The toughest part of an analyst’s job is to look past a simple description of the problem and identify opportunities for policymakers. Much of the commentary on events in the Kingdom focus on the risks associated with the weekend’s developments. This is prudent, but I think we need to look beyond these events as only the consolidation of power by Crown Prince Mohammed bin Salman. We should also view this as a bold attempt at national redefinition by the Saudi King and Crown Prince. The issue now is how our engagement with the Saudis can encourage the positive aspects of this process.
Roule says Saudi Arabia works on the basis of familial consensus that used to depend on a much wider group of royals. The latest purge has narrowed that to just the King and the Crown Prince, done with such stealth that none of the top family members knew it was coming.
The events of last weekend were extraordinary. A reshuffling of national leadership, public blame of Iran for involvement in the Houthi missile attack on Riyadh, and the resignation of the Lebanese Prime Minister [Saad Hariri] in which he excoriated Tehran.
The fact that all of this was managed with speed and secrecy – despite the profile of the individuals detained – also tells us something about the efficiency of the architecture. Any single one of these events would challenge a leadership. Managing all three simultaneously says something of the ambitions and risk tolerance of the Saudis. For this reason, some already worry that they are undertaking too much, too quickly.
My view is that Saudi leadership sees the future of the country requires a different form of royal family leadership that is able to modernize the country, and this will require a tougher line on corruption as well as critics. Slow reform will not achieve these goals and hence the dramatic developments of the weekend. Of note, there was little regional opposition to the weekend’s events, and international oil markets remained calm.
With potential critics thus sidelined, the Crown Prince can push ahead with aggressive reforms, Roule said.
Of course, these are early days in what will be a multi-decade program. We should expect missteps, and if history is any judge, some reforms will not work out and mistakes will be made. The return of money from those convicted of corruption will certainly help the country’s ambitious development program while simultaneously supporting the narrative that anyone engaged in corruption – to include royals – will not escape punishment.
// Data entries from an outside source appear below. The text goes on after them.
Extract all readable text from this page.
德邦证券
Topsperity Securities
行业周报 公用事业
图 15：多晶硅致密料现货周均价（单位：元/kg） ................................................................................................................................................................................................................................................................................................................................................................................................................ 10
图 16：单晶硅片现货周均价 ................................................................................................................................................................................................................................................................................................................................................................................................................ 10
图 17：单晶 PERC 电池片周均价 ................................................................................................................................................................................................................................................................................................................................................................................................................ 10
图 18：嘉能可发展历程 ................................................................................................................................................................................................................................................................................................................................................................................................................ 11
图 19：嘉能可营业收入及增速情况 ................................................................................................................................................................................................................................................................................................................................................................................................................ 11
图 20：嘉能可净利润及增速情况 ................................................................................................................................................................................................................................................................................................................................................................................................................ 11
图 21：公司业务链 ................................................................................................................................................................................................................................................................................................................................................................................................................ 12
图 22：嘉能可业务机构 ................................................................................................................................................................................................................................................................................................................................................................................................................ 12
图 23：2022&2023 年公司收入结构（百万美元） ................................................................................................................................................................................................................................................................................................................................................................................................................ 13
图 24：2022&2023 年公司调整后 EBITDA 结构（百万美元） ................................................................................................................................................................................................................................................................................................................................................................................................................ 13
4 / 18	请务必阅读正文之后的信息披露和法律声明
There are problems the Kingdom needs to address, but imagine someone asking a few years ago how we would react if we had a Saudi leadership that publicly called for a “moderate form” of Islam, granted women the right to drive, announced a corruption campaign that targeted royals and senior officials, championed an unprecedented modernization effort that tried to provide employment outside the oil sector, and simultaneously pushed back on Iran and its surrogates?
Well, all of this has begun.
Again, early days and the execution of this complex program may be the greatest challenge ever undertaken by the Saudi government, but it is hard not to see some good news here.